Gadis kecil
"Kalian lapar, ya? Mari sini sayang, kakak beliin makanan." Aku mengajak kedua anak tadi untuk duduk bersama.
"Mau batagor gak? Kalau kalian mau, kakak pesenin ya." Kucoba menawari mereka, dan mereka hanya mengangguk tanda mengiyakan tawaran dariku.
"Mang, tolong buatin dua porsi, ya! Nanti biar saya yang bayarin." Seruku pada penjual batagor dan langsung disetujui olehnya.
"Kalian tunggu di sini dulu, ya! Kakak mau belikan nasi bungkus untuk kalian." Ujarku seraya berdiri, niatku hendak pergi membelinya sendiri, tapi dengan cepat dicegah oleh Ronny. Ia memegang lenganku.

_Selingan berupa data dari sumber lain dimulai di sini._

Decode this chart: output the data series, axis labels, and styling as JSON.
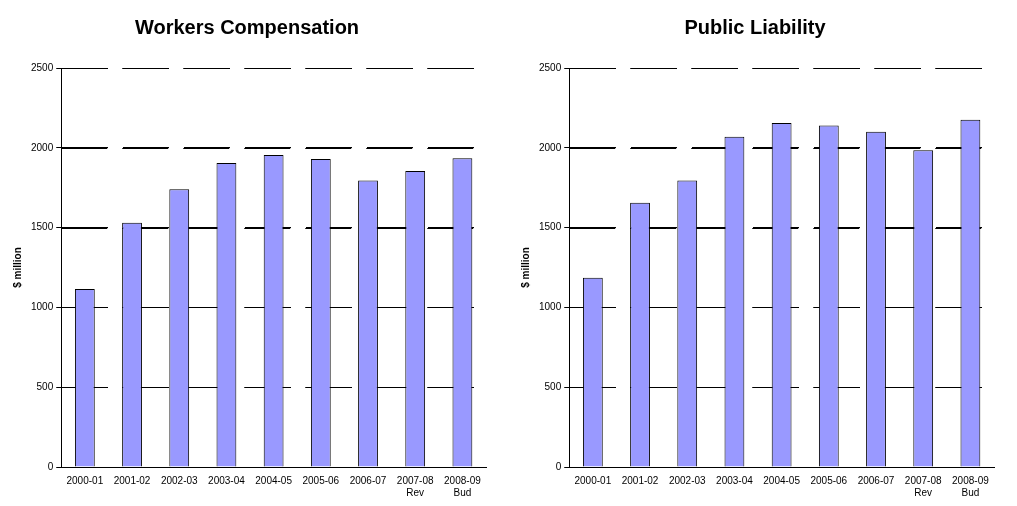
{
  "chart_data": [
    {
      "type": "bar",
      "title": "Workers Compensation",
      "ylabel": "$ million",
      "categories": [
        "2000-01",
        "2001-02",
        "2002-03",
        "2003-04",
        "2004-05",
        "2005-06",
        "2006-07",
        "2007-08\nRev",
        "2008-09\nBud"
      ],
      "values": [
        1115,
        1530,
        1740,
        1905,
        1955,
        1930,
        1795,
        1855,
        1935
      ],
      "color": "#9999ff",
      "ylim": [
        0,
        2500
      ],
      "yticks": [
        0,
        500,
        1000,
        1500,
        2000,
        2500
      ],
      "grid": "y",
      "line_style": "dashed"
    },
    {
      "type": "bar",
      "title": "Public Liability",
      "ylabel": "$ million",
      "categories": [
        "2000-01",
        "2001-02",
        "2002-03",
        "2003-04",
        "2004-05",
        "2005-06",
        "2006-07",
        "2007-08\nRev",
        "2008-09\nBud"
      ],
      "values": [
        1185,
        1655,
        1795,
        2070,
        2155,
        2140,
        2100,
        1985,
        2175
      ],
      "color": "#9999ff",
      "ylim": [
        0,
        2500
      ],
      "yticks": [
        0,
        500,
        1000,
        1500,
        2000,
        2500
      ],
      "grid": "y",
      "line_style": "dashed"
    }
  ]
}
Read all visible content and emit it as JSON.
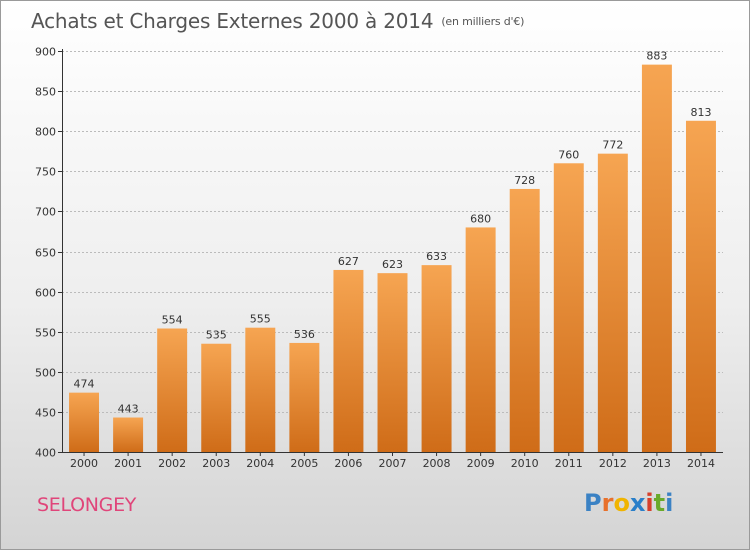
{
  "title": {
    "main": "Achats et Charges Externes 2000 à 2014",
    "unit": "(en milliers d'€)"
  },
  "commune": "SELONGEY",
  "brand": {
    "text": "Proxiti",
    "letters": [
      "P",
      "r",
      "o",
      "x",
      "i",
      "t",
      "i"
    ],
    "letter_colors": [
      "#3b82c4",
      "#e8702a",
      "#f0b400",
      "#2a7fc9",
      "#d8402b",
      "#6aaa2a",
      "#3b82c4"
    ]
  },
  "colors": {
    "bar_light": "#f6a552",
    "bar_dark": "#cf6c18",
    "grid": "#bbbbbb",
    "commune": "#e0457a"
  },
  "chart_data": {
    "type": "bar",
    "categories": [
      "2000",
      "2001",
      "2002",
      "2003",
      "2004",
      "2005",
      "2006",
      "2007",
      "2008",
      "2009",
      "2010",
      "2011",
      "2012",
      "2013",
      "2014"
    ],
    "values": [
      474,
      443,
      554,
      535,
      555,
      536,
      627,
      623,
      633,
      680,
      728,
      760,
      772,
      883,
      813
    ],
    "title": "Achats et Charges Externes 2000 à 2014",
    "subtitle": "(en milliers d'€)",
    "xlabel": "",
    "ylabel": "",
    "ylim": [
      400,
      900
    ],
    "yticks": [
      400,
      450,
      500,
      550,
      600,
      650,
      700,
      750,
      800,
      850,
      900
    ],
    "grid": true,
    "data_labels": true
  }
}
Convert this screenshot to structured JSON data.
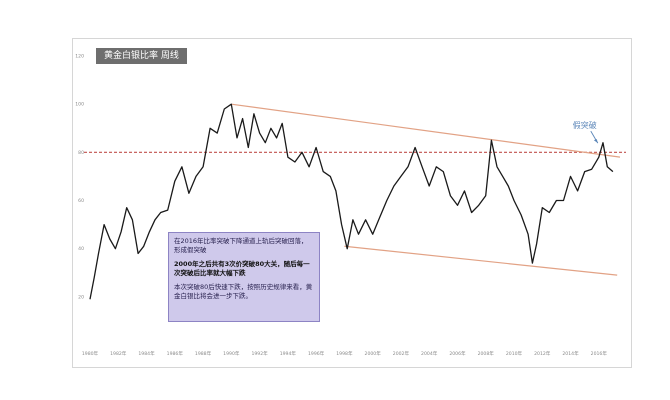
{
  "chart_data": {
    "type": "line",
    "title": "黄金白银比率  周线",
    "x_tick_labels": [
      "1980年",
      "1982年",
      "1984年",
      "1986年",
      "1988年",
      "1990年",
      "1992年",
      "1994年",
      "1996年",
      "1998年",
      "2000年",
      "2002年",
      "2004年",
      "2006年",
      "2008年",
      "2010年",
      "2012年",
      "2014年",
      "2016年"
    ],
    "y_tick_labels": [
      "20",
      "40",
      "60",
      "80",
      "100",
      "120"
    ],
    "ylim": [
      0,
      120
    ],
    "xlim": [
      1980,
      2017.5
    ],
    "grid": false,
    "series": [
      {
        "color": "#1a1a1a",
        "x": [
          1980.0,
          1980.3,
          1980.6,
          1981.0,
          1981.4,
          1981.8,
          1982.2,
          1982.6,
          1983.0,
          1983.4,
          1983.8,
          1984.2,
          1984.6,
          1985.0,
          1985.5,
          1986.0,
          1986.5,
          1987.0,
          1987.5,
          1988.0,
          1988.5,
          1989.0,
          1989.5,
          1990.0,
          1990.4,
          1990.8,
          1991.2,
          1991.6,
          1992.0,
          1992.4,
          1992.8,
          1993.2,
          1993.6,
          1994.0,
          1994.5,
          1995.0,
          1995.5,
          1996.0,
          1996.5,
          1997.0,
          1997.4,
          1997.8,
          1998.2,
          1998.6,
          1999.0,
          1999.5,
          2000.0,
          2000.5,
          2001.0,
          2001.5,
          2002.0,
          2002.5,
          2003.0,
          2003.5,
          2004.0,
          2004.5,
          2005.0,
          2005.5,
          2006.0,
          2006.5,
          2007.0,
          2007.5,
          2008.0,
          2008.4,
          2008.8,
          2009.2,
          2009.6,
          2010.0,
          2010.5,
          2011.0,
          2011.3,
          2011.6,
          2012.0,
          2012.5,
          2013.0,
          2013.5,
          2014.0,
          2014.5,
          2015.0,
          2015.5,
          2016.0,
          2016.3,
          2016.6,
          2017.0
        ],
        "values": [
          19,
          28,
          38,
          50,
          44,
          40,
          47,
          57,
          52,
          38,
          41,
          47,
          52,
          55,
          56,
          68,
          74,
          63,
          70,
          74,
          90,
          88,
          98,
          100,
          86,
          94,
          82,
          96,
          88,
          84,
          90,
          86,
          92,
          78,
          76,
          80,
          74,
          82,
          72,
          70,
          64,
          50,
          40,
          52,
          46,
          52,
          46,
          53,
          60,
          66,
          70,
          74,
          82,
          74,
          66,
          74,
          72,
          62,
          58,
          64,
          55,
          58,
          62,
          85,
          74,
          70,
          66,
          60,
          54,
          46,
          34,
          42,
          57,
          55,
          60,
          60,
          70,
          64,
          72,
          73,
          78,
          84,
          74,
          72
        ]
      }
    ],
    "reference_lines": [
      {
        "type": "horizontal",
        "y": 80,
        "style": "dashed",
        "color": "#c0504d"
      },
      {
        "type": "channel",
        "from": [
          1990.0,
          100
        ],
        "to": [
          2017.5,
          78
        ],
        "color": "#e2a285"
      },
      {
        "type": "channel",
        "from": [
          1998.0,
          41
        ],
        "to": [
          2017.3,
          29
        ],
        "color": "#e2a285"
      }
    ],
    "annotations": [
      {
        "text": "假突破",
        "x": 2016.0,
        "y": 83
      }
    ]
  },
  "callout": {
    "text1": "在2016年比率突破下降通道上轨后突破回落，形成假突破",
    "text2": "2000年之后共有3次价突破80大关，随后每一次突破后比率就大幅下跌",
    "text3": "本次突破80后快速下跌，按照历史规律来看，黄金白银比将会进一步下跌。"
  },
  "colors": {
    "line": "#1a1a1a",
    "resistance": "#c0504d",
    "channel": "#e2a285",
    "callout_bg": "#cfc9eb",
    "title_bg": "#6e6e6e"
  }
}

"Kenapa?" Tanyaku singkat sembari melihat wajah Ronny, setelah diperhatikan lebih jelas ternyata dia ganteng juga ya.Hehe....

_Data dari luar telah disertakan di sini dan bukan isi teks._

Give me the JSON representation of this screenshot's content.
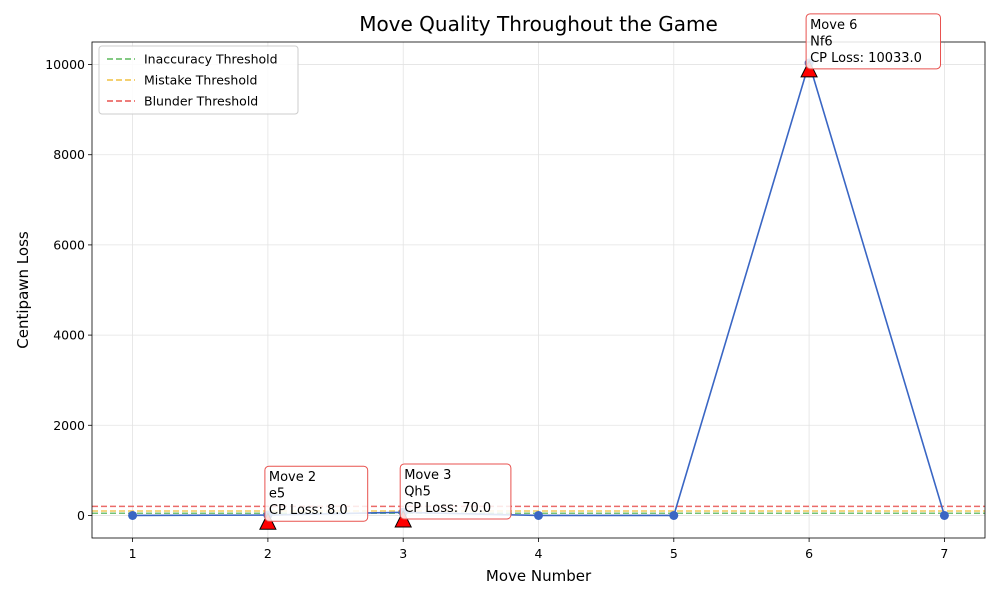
{
  "chart_data": {
    "type": "line",
    "title": "Move Quality Throughout the Game",
    "xlabel": "Move Number",
    "ylabel": "Centipawn Loss",
    "xlim": [
      0.7,
      7.3
    ],
    "ylim": [
      -500,
      10500
    ],
    "x_ticks": [
      1,
      2,
      3,
      4,
      5,
      6,
      7
    ],
    "y_ticks": [
      0,
      2000,
      4000,
      6000,
      8000,
      10000
    ],
    "grid": true,
    "legend_position": "top-left",
    "series": [
      {
        "x": [
          1,
          2,
          3,
          4,
          5,
          6,
          7
        ],
        "values": [
          0,
          8,
          70,
          0,
          0,
          10033,
          0
        ],
        "color": "#3a66c4"
      }
    ],
    "thresholds": [
      {
        "name": "Inaccuracy Threshold",
        "value": 50,
        "color": "#5cb85c"
      },
      {
        "name": "Mistake Threshold",
        "value": 100,
        "color": "#f0c040"
      },
      {
        "name": "Blunder Threshold",
        "value": 200,
        "color": "#e8524f"
      }
    ],
    "flagged_moves": [
      {
        "x": 2,
        "marker_y": -150,
        "lines": [
          "Move 2",
          "e5",
          "CP Loss: 8.0"
        ]
      },
      {
        "x": 3,
        "marker_y": -100,
        "lines": [
          "Move 3",
          "Qh5",
          "CP Loss: 70.0"
        ]
      },
      {
        "x": 6,
        "marker_y": 9883,
        "lines": [
          "Move 6",
          "Nf6",
          "CP Loss: 10033.0"
        ]
      }
    ]
  }
}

"Kamu gak usah kemana-mana, beli nasi bungkus itu berat. Kamu nggak akan kuat, biar aku aja." Sahutnya seraya menuntunku agar duduk kembali, kemudian ia bangkit dan berjalan ke KUA. Eh, maksudnya beli nasi.
Duuh, gara-gara kelamaan gak punya cowok jadinya gini nih. Pikiran ke KUA mulu. Huhuhu...
Saat batagor yang kupesan tadi sudah selesai dibuat dan disuguhkan di atas meja, tampak kedua anak itu masih malu-malu saat hendak memakannya.
"Ayo dimakan sayang, jangan malu-malu." Seruku bersemangat, bahkan aku menyuapi kedua anak tersebut.
Setelah beberapa kali menyuapi mereka, kali ini kedua anak itu berani untuk makan sendiri. Bahkan mereka makan dengan lahapnya, mungkin mereka berdua sudah menahan lapar selama berhari-hari.
Tak terasa, butiran bening mulai membendung di pelupuk mataku, rasanya sangat menyakitkan di dalam hati ini ketika melihat penderitaan orang-orang yang tak dikaruniai rezeki berlimpah.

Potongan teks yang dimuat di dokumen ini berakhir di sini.